I'm running a couple tests on MySQL Clustered vs Non Clustered indexes where I have a table 100gb_table
which contains ~60 million rows:
100gb_table schema:
CREATE TABLE 100gb_table (
id int PRIMARY KEY NOT NULL AUTO_INCREMENT,
c1 int,
c2 text,
c3 text,
c4 blob NOT NULL,
c5 text,
c6 text,
ts timestamp NOT NULL default(CURRENT_TIMESTAMP)
);
and I'm executing a query that only reads the clustered index:
SELECT id FROM 100gb_table ORDER BY id;
I'm seeing that it takes almost an ~55 min for this query to complete which is strangely slow. I modified the table by adding another index on top of the Primary Key column and ran the following query which forces the non-clustered index to be used:
SELECT id FROM 100gb_table USE INDEX (non_clustered_key) ORDER BY id;
This finished in <10 minutes, much faster than reading with the clustered index. Why is there such a large discrepancy between these two? My understanding is that both indexes store the index column's values in a tree structure, except the clustered index contains table data in the leaf nodes so I would expect both queries to be similarly performant. Could the BLOB column possibly be distorting the clustered index structure?

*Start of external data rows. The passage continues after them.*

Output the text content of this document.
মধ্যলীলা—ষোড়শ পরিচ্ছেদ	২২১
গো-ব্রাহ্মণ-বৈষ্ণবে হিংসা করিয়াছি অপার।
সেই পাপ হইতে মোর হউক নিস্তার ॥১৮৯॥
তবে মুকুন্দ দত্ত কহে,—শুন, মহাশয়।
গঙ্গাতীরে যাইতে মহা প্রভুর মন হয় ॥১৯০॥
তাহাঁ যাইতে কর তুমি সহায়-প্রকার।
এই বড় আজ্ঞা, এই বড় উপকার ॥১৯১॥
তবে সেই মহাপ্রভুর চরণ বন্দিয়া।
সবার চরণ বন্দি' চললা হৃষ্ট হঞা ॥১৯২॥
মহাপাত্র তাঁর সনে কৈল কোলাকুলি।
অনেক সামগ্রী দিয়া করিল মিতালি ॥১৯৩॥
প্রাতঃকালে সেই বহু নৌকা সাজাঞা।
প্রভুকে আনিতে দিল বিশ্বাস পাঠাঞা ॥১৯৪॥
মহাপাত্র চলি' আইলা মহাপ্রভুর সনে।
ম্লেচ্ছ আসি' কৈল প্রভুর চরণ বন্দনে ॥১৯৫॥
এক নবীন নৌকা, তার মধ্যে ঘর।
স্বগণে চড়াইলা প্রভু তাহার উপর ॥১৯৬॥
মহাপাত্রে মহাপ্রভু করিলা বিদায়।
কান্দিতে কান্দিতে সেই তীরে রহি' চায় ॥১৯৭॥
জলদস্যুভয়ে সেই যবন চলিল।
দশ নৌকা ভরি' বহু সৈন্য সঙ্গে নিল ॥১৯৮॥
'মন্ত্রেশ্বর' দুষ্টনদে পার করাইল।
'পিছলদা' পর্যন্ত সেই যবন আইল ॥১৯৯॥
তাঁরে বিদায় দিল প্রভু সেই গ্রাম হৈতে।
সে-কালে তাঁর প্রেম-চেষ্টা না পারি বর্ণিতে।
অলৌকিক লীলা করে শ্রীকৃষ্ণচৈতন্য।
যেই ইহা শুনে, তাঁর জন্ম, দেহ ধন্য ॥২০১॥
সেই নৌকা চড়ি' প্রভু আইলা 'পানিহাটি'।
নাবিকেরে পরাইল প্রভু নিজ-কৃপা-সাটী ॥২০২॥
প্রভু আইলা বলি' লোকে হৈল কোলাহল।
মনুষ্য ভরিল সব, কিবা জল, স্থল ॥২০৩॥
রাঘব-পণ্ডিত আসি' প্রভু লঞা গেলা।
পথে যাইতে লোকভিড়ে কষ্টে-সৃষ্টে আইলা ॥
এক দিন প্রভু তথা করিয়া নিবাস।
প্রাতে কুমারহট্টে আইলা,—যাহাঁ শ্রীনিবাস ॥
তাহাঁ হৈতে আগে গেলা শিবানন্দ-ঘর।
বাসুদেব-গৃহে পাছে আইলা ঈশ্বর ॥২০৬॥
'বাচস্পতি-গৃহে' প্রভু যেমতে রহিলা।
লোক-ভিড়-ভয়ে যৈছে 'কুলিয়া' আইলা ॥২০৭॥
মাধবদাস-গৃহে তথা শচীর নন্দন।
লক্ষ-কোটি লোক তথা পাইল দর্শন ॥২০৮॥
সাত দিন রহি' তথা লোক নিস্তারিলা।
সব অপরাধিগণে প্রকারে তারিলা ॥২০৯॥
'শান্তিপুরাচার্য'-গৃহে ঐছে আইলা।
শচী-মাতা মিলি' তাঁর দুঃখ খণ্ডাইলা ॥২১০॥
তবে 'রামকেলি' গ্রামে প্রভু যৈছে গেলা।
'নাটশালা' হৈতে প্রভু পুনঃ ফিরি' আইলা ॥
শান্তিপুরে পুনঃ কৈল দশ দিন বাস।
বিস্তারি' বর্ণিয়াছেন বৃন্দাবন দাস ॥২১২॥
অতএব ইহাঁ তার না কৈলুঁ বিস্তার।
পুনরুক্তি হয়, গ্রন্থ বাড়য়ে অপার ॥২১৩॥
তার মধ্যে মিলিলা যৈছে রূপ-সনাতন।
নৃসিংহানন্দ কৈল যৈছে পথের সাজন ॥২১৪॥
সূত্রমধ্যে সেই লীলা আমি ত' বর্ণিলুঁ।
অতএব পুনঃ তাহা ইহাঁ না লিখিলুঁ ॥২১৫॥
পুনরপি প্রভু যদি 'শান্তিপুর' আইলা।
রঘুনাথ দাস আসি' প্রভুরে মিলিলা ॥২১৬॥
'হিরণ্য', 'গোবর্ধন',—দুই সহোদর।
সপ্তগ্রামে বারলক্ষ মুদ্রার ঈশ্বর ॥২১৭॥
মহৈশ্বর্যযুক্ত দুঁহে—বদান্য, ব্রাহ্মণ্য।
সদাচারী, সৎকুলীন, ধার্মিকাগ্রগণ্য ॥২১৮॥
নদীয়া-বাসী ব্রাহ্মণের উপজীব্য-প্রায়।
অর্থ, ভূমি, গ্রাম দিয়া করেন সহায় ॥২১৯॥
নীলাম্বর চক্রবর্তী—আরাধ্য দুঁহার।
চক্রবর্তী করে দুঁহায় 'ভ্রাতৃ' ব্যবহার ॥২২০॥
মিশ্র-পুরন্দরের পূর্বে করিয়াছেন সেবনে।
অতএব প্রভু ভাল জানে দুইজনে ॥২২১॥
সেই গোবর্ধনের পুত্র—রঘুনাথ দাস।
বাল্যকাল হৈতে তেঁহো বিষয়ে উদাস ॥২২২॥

CodePudding user response:
The answer comes in how the data is laid out.
The PRIMARY KEY
is "clustered" with the data; that is, the data is order ed by the PK in a B Tree structure. To read all of the ids
, the entire BTree must be read.
Any secondary index is also in a B Tree structure, but it contains (1) the columns of the index, and (2) any other columns in the PK.
In your example (with lots of [presumably] bulky columns), the data BTree is a lot bigger than the secondary index (on just id
). Either test probably required reading all the relevant blocks from the disk.
A side note... This is not as bad as it could be. There is a limit of about 8KB on how big a row can be. TEXT
and BLOB
columns, when short enough, are included in that 8KB. But when one is bulky, it is put in another place, leaving behind a 'pointer' to the text/blob. Hence, the main part of the data BTree is smaller than it might be if all the text/blob data were included directly.
Since SELECT id FROM tbl
is a mostly unnecessary query, the design of InnoDB does not worry about the inefficiency you discovered.
Tack on ORDER BY
or WHERE
, etc, and there are many different optimizations that could into play. You might even find that INDEX(c1)
will let your query run in not much more than 10 minutes. (I think I have given you all the clues for 'why'.)
Also, if you had done SELECT * FROM tbl
, it might have taken much longer than 55 minutes. This is because of having extra [random] fetches to get the texts/blobs from the "off-record" storage. And from the network time to shovel far more data.